TABOR at 25: An Outdated Artifact for Tomorrow’s Economy

Posted November 3, 2017 by Carol Hedges

by Carol Hedges, Executive Director

Twenty-five years ago today, Colorado voters approved adding Article X Section 20 to the state constitution, known to us as the Taxpayer Bill of Rights (TABOR).  That same year, Motorola introduced one of the first handheld digital mobile phones. 

Motorola International 3200At the time, the phone was an important – and innovative – step for mobile technology. But it was bulky, heavy, and shaped like a brick. It couldn’t send or receive text messages. There was no internet and you couldn’t get directions from Google Maps. Charging the battery took five hours, and it only lasted for an hour or so of talk time.

If you got your hands on one today, that same phone would still work on certain networks. But faced with an option of that over one of today’s smartphones, with all its capabilities built for modern life, what would you choose? What would you want to rely on to communicate and connect with the world today and into the years ahead?

Colorado is facing a similar predicament when it comes to TABOR – an outdated idea that’s outlasted its questionable usefulness. Twenty-five years after its passage. TABOR remains a dominant influence in Colorado’s fiscal landscape. But is it really the governing policy that we want to move forward with into the next twenty-five years?

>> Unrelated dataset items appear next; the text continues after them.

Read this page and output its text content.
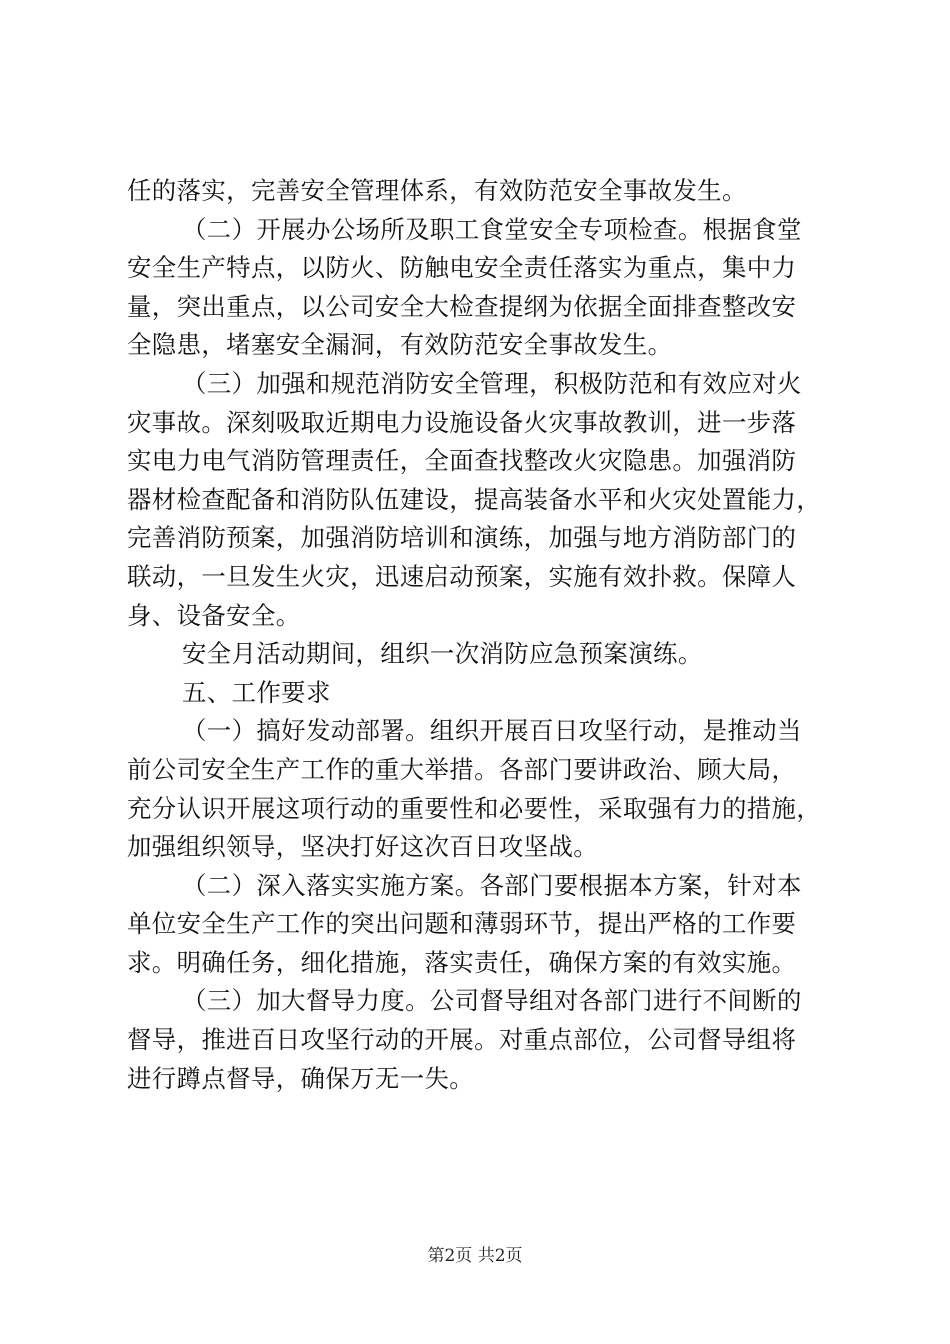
任的落实，完善安全管理体系，有效防范安全事故发生。
（二）开展办公场所及职工食堂安全专项检查。根据食堂
安全生产特点，以防火、防触电安全责任落实为重点，集中力
量，突出重点，以公司安全大检查提纲为依据全面排查整改安
全隐患，堵塞安全漏洞，有效防范安全事故发生。
（三）加强和规范消防安全管理，积极防范和有效应对火
灾事故。深刻吸取近期电力设施设备火灾事故教训，进一步落
实电力电气消防管理责任，全面查找整改火灾隐患。加强消防
器材检查配备和消防队伍建设，提高装备水平和火灾处置能力，
完善消防预案，加强消防培训和演练，加强与地方消防部门的
联动，一旦发生火灾，迅速启动预案，实施有效扑救。保障人
身、设备安全。
安全月活动期间，组织一次消防应急预案演练。
五、工作要求
（一）搞好发动部署。组织开展百日攻坚行动，是推动当
前公司安全生产工作的重大举措。各部门要讲政治、顾大局，
充分认识开展这项行动的重要性和必要性，采取强有力的措施，
加强组织领导，坚决打好这次百日攻坚战。
（二）深入落实实施方案。各部门要根据本方案，针对本
单位安全生产工作的突出问题和薄弱环节，提出严格的工作要
求。明确任务，细化措施，落实责任，确保方案的有效实施。
（三）加大督导力度。公司督导组对各部门进行不间断的
督导，推进百日攻坚行动的开展。对重点部位，公司督导组将
进行蹲点督导，确保万无一失。
第2页 共2页
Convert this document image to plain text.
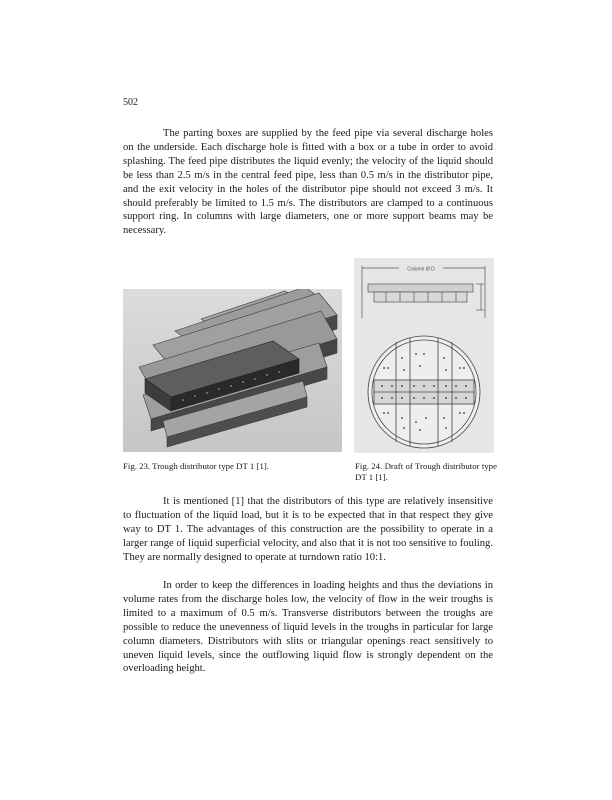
502

The parting boxes are supplied by the feed pipe via several discharge holes on the underside. Each discharge hole is fitted with a box or a tube in order to avoid splashing. The feed pipe distributes the liquid evenly; the velocity of the liquid should be less than 2.5 m/s in the central feed pipe, less than 0.5 m/s in the distributor pipe, and the exit velocity in the holes of the distributor pipe should not exceed 3 m/s. It should preferably be limited to 1.5 m/s. The distributors are clamped to a continuous support ring. In columns with large diameters, one or more support beams may be necessary.

Column Ø D

Fig. 23. Trough distributor type DT 1 [1].	Fig. 24. Draft of Trough distributor type DT 1 [1].

It is mentioned [1] that the distributors of this type are relatively insensitive to fluctuation of the liquid load, but it is to be expected that in that respect they give way to DT 1. The advantages of this construction are the possibility to operate in a larger range of liquid superficial velocity, and also that it is not too sensitive to fouling. They are normally designed to operate at turndown ratio 10:1.

In order to keep the differences in loading heights and thus the deviations in volume rates from the discharge holes low, the velocity of flow in the weir troughs is limited to a maximum of 0.5 m/s. Transverse distributors between the troughs are possible to reduce the unevenness of liquid levels in the troughs in particular for large column diameters. Distributors with slits or triangular openings react sensitively to uneven liquid levels, since the outflowing liquid flow is strongly dependent on the overloading height.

Over the last two and a half decades, we’ve talked a lot about TABOR – how it severely limits Colorado’s ability to invest in ourselves or benefit from economic growth, how it’s made our economy easier to bust when recessions hit and harder to boom when they end, and how it provides an easy avenue for elected officials to abdicate their responsibility to make decisions about investing in schools, roads, health care, and jobs.

Many who live in Colorado today – which is nearly 2 million more than in 1992 – may not be familiar with all the ramifications of the controversial constitutional amendment that barely passed on its third trip to the ballot. But understanding the last 25 years of fiscal policy in Colorado is not nearly as important as looking ahead to the next 25 and figuring out what kind of state we want and how we’re going to support that endeavor.

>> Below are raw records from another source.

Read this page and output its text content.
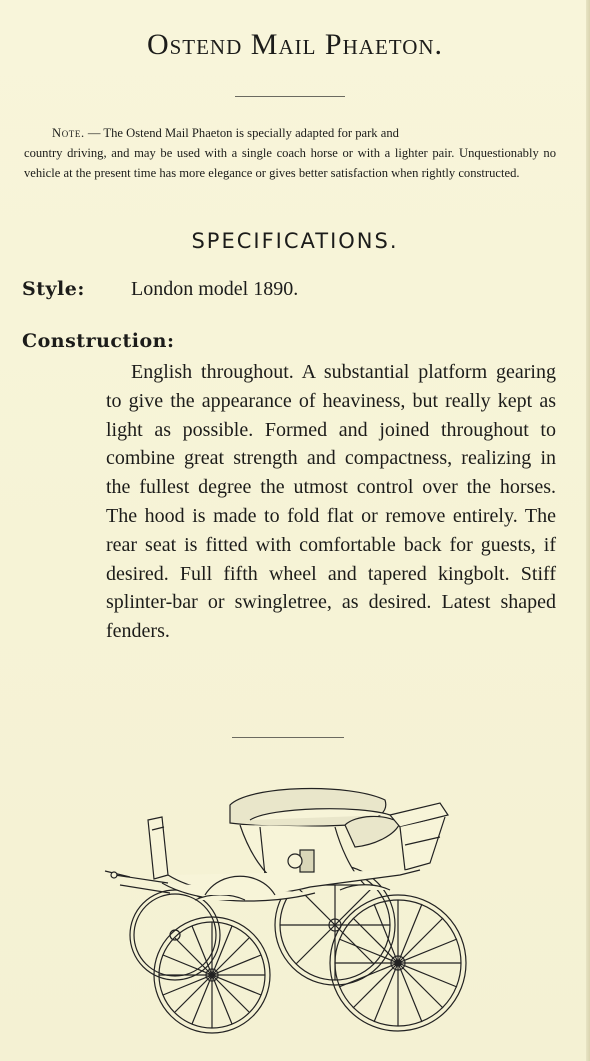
Ostend Mail Phaeton.

Note. — The Ostend Mail Phaeton is specially adapted for park and
country driving, and may be used with a single coach horse or with a lighter pair. Unquestionably no vehicle at the present time has more elegance or gives better satisfaction when rightly constructed.

SPECIFICATIONS.
Style: London model 1890.
Construction:

English throughout. A substantial platform gearing to give the appearance of heaviness, but really kept as light as possible. Formed and joined throughout to combine great strength and compactness, realizing in the fullest degree the utmost control over the horses. The hood is made to fold flat or remove entirely. The rear seat is fitted with comfortable back for guests, if desired. Full fifth wheel and tapered kingbolt. Stiff splinter-bar or swingletree, as desired. Latest shaped fenders.
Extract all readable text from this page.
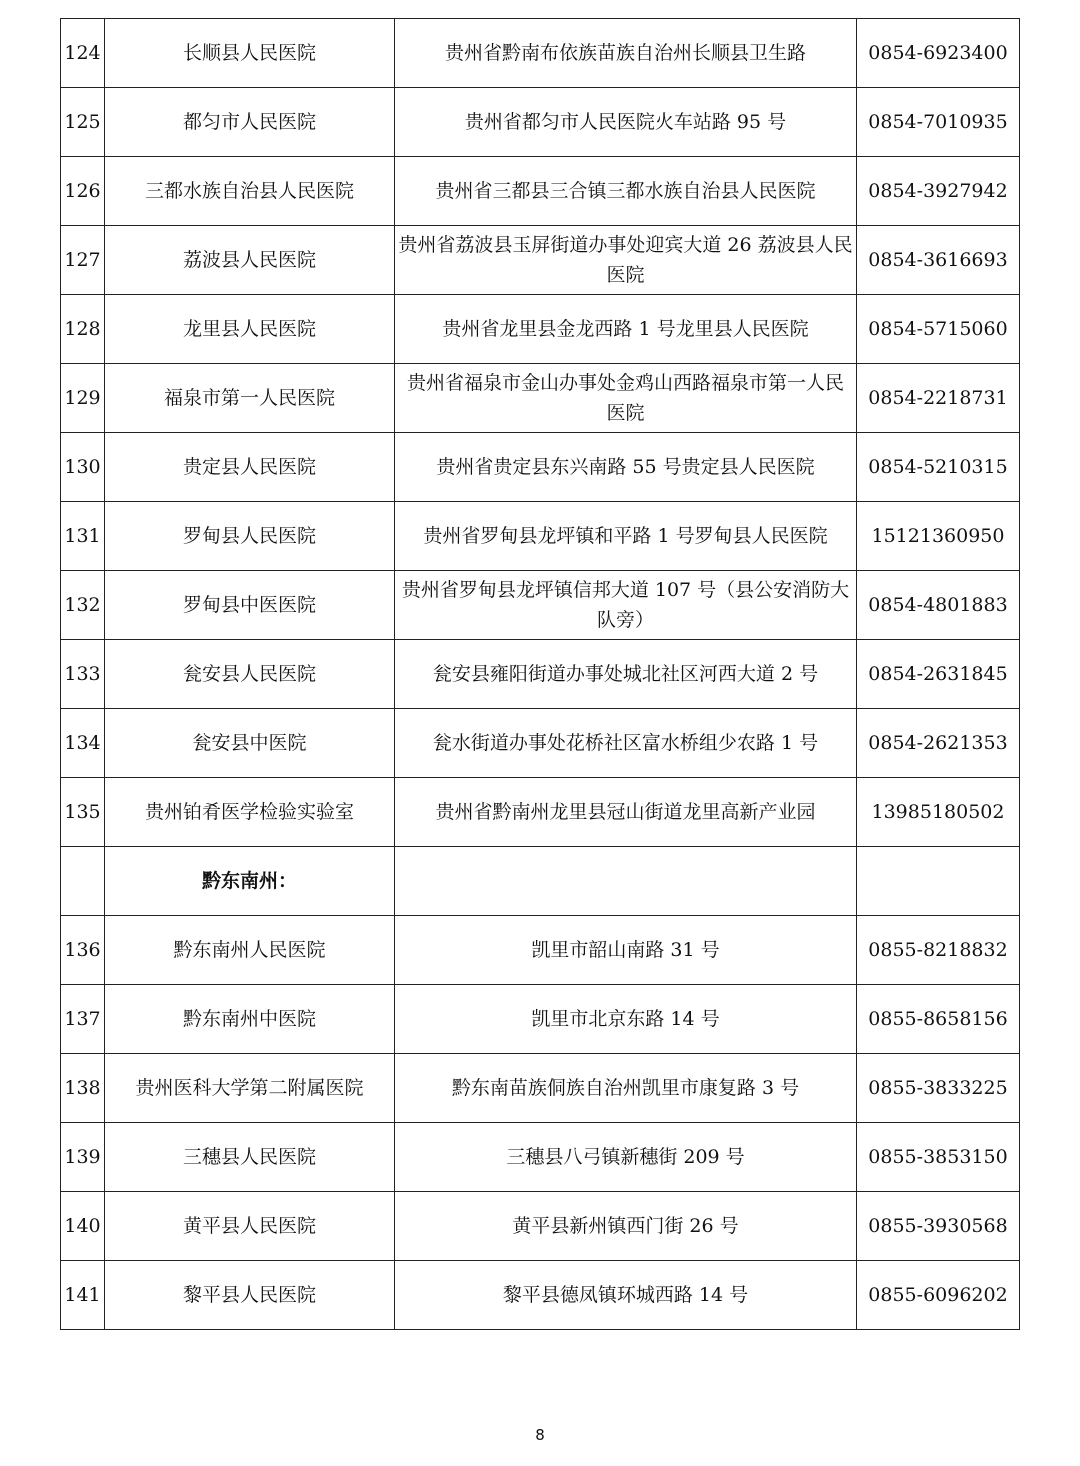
124	长顺县人民医院	贵州省黔南布依族苗族自治州长顺县卫生路	0854-6923400
125	都匀市人民医院	贵州省都匀市人民医院火车站路 95 号	0854-7010935
126	三都水族自治县人民医院	贵州省三都县三合镇三都水族自治县人民医院	0854-3927942
127	荔波县人民医院	贵州省荔波县玉屏街道办事处迎宾大道 26 荔波县人民医院	0854-3616693
128	龙里县人民医院	贵州省龙里县金龙西路 1 号龙里县人民医院	0854-5715060
129	福泉市第一人民医院	贵州省福泉市金山办事处金鸡山西路福泉市第一人民医院	0854-2218731
130	贵定县人民医院	贵州省贵定县东兴南路 55 号贵定县人民医院	0854-5210315
131	罗甸县人民医院	贵州省罗甸县龙坪镇和平路 1 号罗甸县人民医院	15121360950
132	罗甸县中医医院	贵州省罗甸县龙坪镇信邦大道 107 号（县公安消防大队旁）	0854-4801883
133	瓮安县人民医院	瓮安县雍阳街道办事处城北社区河西大道 2 号	0854-2631845
134	瓮安县中医院	瓮水街道办事处花桥社区富水桥组少农路 1 号	0854-2621353
135	贵州铂肴医学检验实验室	贵州省黔南州龙里县冠山街道龙里高新产业园	13985180502
	黔东南州：		
136	黔东南州人民医院	凯里市韶山南路 31 号	0855-8218832
137	黔东南州中医院	凯里市北京东路 14 号	0855-8658156
138	贵州医科大学第二附属医院	黔东南苗族侗族自治州凯里市康复路 3 号	0855-3833225
139	三穗县人民医院	三穗县八弓镇新穗街 209 号	0855-3853150
140	黄平县人民医院	黄平县新州镇西门街 26 号	0855-3930568
141	黎平县人民医院	黎平县德凤镇环城西路 14 号	0855-6096202
8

As we look ahead and try to sort out how to best keep Colorado awesome, we need to have honest debates about changing technology, an evolving economy and dramatic growth if we are to develop better systems and structures that can help our state and everyone in it thrive in the decades to come.

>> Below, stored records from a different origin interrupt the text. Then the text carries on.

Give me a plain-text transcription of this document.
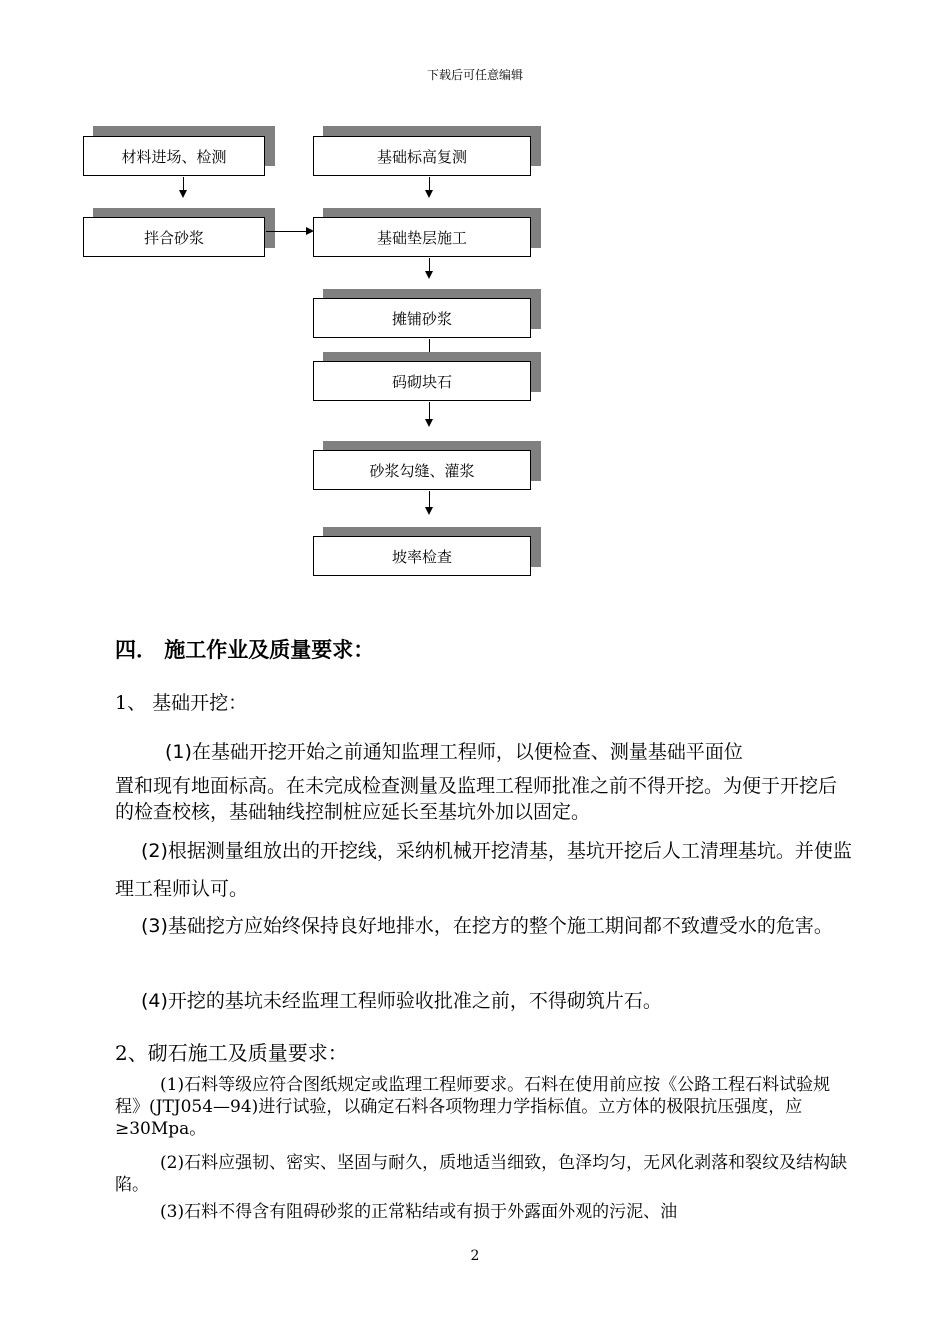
下载后可任意编辑
材料进场、检测
拌合砂浆
基础标高复测
基础垫层施工
摊铺砂浆
码砌块石
砂浆勾缝、灌浆
坡率检查
四． 施工作业及质量要求：
1、 基础开挖：
(1)在基础开挖开始之前通知监理工程师，以便检查、测量基础平面位
置和现有地面标高。在未完成检查测量及监理工程师批准之前不得开挖。为便于开挖后的检查校核，基础轴线控制桩应延长至基坑外加以固定。
(2)根据测量组放出的开挖线，采纳机械开挖清基，基坑开挖后人工清理基坑。并使监理工程师认可。
(3)基础挖方应始终保持良好地排水，在挖方的整个施工期间都不致遭受水的危害。
(4)开挖的基坑未经监理工程师验收批准之前，不得砌筑片石。
2、砌石施工及质量要求：
(1)石料等级应符合图纸规定或监理工程师要求。石料在使用前应按《公路工程石料试验规程》(JTJ054—94)进行试验，以确定石料各项物理力学指标值。立方体的极限抗压强度，应≥30Mpa。
(2)石料应强韧、密实、坚固与耐久，质地适当细致，色泽均匀，无风化剥落和裂纹及结构缺陷。
(3)石料不得含有阻碍砂浆的正常粘结或有损于外露面外观的污泥、油
2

The Colorado of the future needs fiscal policy that actually supports our way of life in Colorado, by making sure we don’t keep kicking costs for things like infrastructure down the road, by making sure we’re actually paying for ourselves as we see waves of new population growth, and by making sure we can shift and adapt in smart ways as the economy evolves.

Between now and 2040, another 2 million people are estimated to move to our state. That’s a staggering number to think about when we’re not even keeping up with the demands of our growth now. How can we realistically expect to do so going forward, without some significant changes?

Over the coming weeks, CFI will be publishing a series of blog posts that explore details on how TABOR constrains our ability to adapt to economic and cultural changes that threaten our future.

The 25th anniversary of the passage of TABOR is not a cause for celebration, it is a call for a smarter, better way forward in the next 25 years.

We better make sure we have a phone that works.